Here's a screenshot of the Courtyard.

This is the entrance to the Persian fort (the torches can be shot down)

This is the dining hall portion of the Barracks. After starting the project, we each decided to assume responsibility for one room; Mike Reed selected the Barracks. He wrote script so the light can be shot down to darken the room (to stealthily sneak by guards). In addition, the plates and cups can be shot off the tables.

I assumed responsibility for the Main Hall. I really wanted to capture the dizzying clash of textures that I found in much of my Persian reference imagery. I wanted to make a strong impact on the player as soon as they enter the front door.

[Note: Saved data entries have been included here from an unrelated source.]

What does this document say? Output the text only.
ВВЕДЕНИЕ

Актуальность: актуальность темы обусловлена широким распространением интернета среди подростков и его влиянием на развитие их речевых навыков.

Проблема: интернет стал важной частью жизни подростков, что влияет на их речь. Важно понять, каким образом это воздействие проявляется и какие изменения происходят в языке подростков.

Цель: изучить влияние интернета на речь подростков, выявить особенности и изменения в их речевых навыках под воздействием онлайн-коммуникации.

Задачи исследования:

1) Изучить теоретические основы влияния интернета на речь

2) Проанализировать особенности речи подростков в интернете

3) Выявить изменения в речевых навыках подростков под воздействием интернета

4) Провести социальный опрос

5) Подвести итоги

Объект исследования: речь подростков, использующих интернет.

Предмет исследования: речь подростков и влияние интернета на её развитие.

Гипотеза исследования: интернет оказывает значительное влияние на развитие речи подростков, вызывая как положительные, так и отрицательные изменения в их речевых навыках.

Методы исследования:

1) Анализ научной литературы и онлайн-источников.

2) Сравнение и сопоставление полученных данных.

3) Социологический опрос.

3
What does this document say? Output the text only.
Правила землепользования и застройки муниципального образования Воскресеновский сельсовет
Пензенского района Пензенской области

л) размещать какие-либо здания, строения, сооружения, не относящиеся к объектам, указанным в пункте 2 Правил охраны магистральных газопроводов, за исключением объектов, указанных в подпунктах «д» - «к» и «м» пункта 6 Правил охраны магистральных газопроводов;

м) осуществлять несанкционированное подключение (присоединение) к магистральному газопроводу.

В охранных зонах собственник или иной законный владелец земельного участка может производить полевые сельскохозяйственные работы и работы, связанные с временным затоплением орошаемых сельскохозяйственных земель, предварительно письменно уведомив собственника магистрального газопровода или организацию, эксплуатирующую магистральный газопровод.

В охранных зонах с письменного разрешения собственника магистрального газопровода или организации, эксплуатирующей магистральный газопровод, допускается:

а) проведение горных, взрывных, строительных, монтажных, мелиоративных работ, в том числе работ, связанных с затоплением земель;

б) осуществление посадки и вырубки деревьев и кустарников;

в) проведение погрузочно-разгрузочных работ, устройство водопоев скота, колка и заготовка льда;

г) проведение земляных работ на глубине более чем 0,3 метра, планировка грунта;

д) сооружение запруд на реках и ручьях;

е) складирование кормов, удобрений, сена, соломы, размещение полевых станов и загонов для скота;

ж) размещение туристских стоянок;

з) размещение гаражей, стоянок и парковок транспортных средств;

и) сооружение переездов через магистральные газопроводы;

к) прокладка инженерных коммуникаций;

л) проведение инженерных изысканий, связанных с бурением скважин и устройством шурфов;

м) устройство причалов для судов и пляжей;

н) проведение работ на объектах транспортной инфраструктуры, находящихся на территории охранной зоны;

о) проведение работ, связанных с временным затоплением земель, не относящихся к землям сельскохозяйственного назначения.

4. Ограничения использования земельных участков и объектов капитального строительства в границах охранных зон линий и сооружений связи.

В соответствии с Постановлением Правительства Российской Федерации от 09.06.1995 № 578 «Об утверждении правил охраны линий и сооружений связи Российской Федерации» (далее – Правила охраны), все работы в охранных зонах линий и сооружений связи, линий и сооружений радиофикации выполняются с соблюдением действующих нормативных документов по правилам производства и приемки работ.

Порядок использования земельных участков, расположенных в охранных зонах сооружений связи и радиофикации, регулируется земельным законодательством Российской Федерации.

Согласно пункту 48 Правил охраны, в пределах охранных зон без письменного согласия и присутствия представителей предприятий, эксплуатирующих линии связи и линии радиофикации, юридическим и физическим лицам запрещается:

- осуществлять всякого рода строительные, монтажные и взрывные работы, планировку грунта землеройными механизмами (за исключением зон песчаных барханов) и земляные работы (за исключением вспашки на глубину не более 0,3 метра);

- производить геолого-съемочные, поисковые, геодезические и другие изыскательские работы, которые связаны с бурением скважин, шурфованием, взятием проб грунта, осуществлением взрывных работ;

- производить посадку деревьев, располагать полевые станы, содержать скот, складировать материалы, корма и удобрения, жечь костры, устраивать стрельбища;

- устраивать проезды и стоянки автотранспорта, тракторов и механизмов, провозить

Also, the patterns could act as a sort of camouflage, enhancing the difficulty as the players battle the guards.

Although I could have matched the blue within the wall tiles to the blue within the columns and floor better, I'm fairly happy with the overall effect I achieved within the room (i.e., complete gaudiness).


Yusuke Sato said...

Now ur posting too much aaron, lol.
But hey, pretty awesome level stuff. U havent showed them to me personally tho! grr

Aaron Ault said...

I know, I know... the persian package files are MASSIVE, though! Like, all the packages together are something like 430 mb!!! I really didn't know anything about Unreal when we were working on it, but I think Mike Reed's scripting stuff will be good reference material for the future.